Electric grids everywhere are under stress. While the generation and transmission infrastructure ages, it’s predicted that by 2035 worldwide energy demand will grow by 41%. Weather events are also becoming more severe, with related damages in the US alone already running as high as $33 billion annually.
Even in the face of these harsh realities, electric utilities are expected to maintain or improve grid stability. Stricter environmental regulations mean that adding traditional generation capacity is less viable. New renewable energy is coming online, but is inherently intermittent. This is all adding up to a grid that is more difficult to keep balanced, energy pricing that is more volatile, and greater risks to power reliability for your business and home.
Discovering the hidden value of energy flexibility
To help address these issues, grid operators are developing smart grid strategies. An important part of this is engaging the help of energy consumers to dynamically match their demand against available grid capacity. This energy flexibility is a valuable resource for both you and your energy supplier.
As an example, demand response programs are becoming more widespread, particularly in North America and more recently in Europe. Participation can involve being paid a financial incentive to temporarily curtail a portion of your energy consumption when requested. You might also dynamically manage your load profile in response to variable energy pricing, or to avoid peak demand penalties.
Connecting prosumers to energy savings
Until recently, these types of programs were typically offered only to very large industrial plants. Advances in computing and electronic control technology are now enabling a wider range of organizations and homeowners to participate. New, intelligent platforms connect you to the smart grid and give you the tools you need to become an energy prosumer – proactively managing your consumption.
A prosumer platform accurately tracks the energy consumption of your loads, predicting the amount of energy flexibility and sharing that information with the utility. By taking into account weather data, energy pricing, and demand response requests, the system automatically arbitrates between cost-saving opportunities.

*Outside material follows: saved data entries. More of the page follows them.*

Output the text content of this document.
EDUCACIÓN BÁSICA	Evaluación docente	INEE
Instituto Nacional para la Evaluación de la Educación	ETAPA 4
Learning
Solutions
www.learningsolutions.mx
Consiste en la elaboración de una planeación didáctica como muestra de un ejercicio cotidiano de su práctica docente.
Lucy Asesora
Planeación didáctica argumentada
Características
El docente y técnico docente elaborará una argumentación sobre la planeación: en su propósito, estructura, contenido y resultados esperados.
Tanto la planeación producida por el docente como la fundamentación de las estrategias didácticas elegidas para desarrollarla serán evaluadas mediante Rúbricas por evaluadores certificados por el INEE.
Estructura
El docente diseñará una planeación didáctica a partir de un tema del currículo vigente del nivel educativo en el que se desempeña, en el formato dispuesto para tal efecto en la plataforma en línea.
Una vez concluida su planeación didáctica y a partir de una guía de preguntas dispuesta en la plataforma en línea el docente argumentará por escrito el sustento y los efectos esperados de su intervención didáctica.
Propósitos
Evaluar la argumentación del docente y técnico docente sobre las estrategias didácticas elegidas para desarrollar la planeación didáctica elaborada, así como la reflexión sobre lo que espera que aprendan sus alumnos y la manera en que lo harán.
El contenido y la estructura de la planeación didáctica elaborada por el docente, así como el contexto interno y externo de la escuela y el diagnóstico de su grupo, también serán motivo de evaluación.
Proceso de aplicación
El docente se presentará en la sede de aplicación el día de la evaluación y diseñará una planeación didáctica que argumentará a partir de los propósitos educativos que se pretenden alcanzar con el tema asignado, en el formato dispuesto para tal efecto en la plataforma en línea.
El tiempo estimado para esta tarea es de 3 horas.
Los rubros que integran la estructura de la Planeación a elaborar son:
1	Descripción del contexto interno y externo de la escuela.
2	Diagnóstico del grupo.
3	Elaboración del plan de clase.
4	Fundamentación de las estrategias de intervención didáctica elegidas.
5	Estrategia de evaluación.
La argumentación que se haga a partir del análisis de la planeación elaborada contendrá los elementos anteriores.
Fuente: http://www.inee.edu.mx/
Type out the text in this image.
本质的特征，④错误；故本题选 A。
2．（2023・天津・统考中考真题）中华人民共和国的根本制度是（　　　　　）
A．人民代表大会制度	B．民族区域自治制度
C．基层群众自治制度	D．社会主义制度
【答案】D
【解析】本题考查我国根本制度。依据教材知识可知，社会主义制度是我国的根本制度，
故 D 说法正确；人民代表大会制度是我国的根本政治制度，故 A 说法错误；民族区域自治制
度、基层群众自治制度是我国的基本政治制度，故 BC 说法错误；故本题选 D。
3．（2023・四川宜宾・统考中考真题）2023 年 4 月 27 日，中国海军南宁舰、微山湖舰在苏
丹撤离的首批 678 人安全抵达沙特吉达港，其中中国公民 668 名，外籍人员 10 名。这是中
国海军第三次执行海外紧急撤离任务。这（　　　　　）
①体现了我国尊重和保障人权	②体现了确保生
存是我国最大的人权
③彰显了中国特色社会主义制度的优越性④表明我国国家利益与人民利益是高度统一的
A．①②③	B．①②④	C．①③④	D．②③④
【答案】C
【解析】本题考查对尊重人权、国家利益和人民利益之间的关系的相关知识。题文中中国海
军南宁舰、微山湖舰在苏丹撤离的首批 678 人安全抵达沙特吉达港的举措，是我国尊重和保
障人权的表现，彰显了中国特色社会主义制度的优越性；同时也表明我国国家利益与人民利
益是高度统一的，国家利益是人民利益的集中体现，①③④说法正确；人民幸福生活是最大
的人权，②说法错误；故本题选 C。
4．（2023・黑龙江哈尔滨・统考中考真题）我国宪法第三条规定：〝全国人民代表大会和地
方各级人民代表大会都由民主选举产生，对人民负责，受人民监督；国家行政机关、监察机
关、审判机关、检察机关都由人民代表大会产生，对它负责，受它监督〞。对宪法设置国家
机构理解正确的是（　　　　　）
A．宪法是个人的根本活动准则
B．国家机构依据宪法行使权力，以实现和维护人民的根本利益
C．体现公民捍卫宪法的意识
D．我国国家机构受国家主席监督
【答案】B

Smart controls then take action to adjust your demand profile by smoothly interfacing with existing systems such as BMS, process control, etc. Heating, cooling, or other non-critical processes are managed without adversely impacting the comfort or productivity of occupants and equipment.
Build a green microgrid for greater flexibility
An increasing number of homes and businesses are also producing solar- or wind-based electricity onsite to reduce their carbon footprint and offset high grid energy costs. In Europe alone, it is estimated that three million energy users are now generating some of their own power. By adding an energy storage system you can maximize self-consumption of this energy. It will also extend your energy flexibility by gaining more control over when you are able to use it.
The prosumer platform will unify the management of all of these energy resources – loads, production, and storage – to ensure you fully monetize them.
Building your own microgrid in this way also gives you a green energy reserve that can keep critical loads or processes running during short-term blackouts. When augmented with other local energy sources, such as natural gas-powered generators, you can ‘island’ your entire site from the main grid in the event of an extended outage. Of course, this will depend on what local regulations allow.
Blazing the trail to a smarter energy future
In Lyon and Grenoble, France, the GreenLys project is aiming to showcase a complete, functional smart grid by 2015. Involving residential and commercial building sites, automated substations, and smart meters, its mission is to improve power distribution as well as enable energy flexibility, cost savings, and higher reliability for energy prosumers.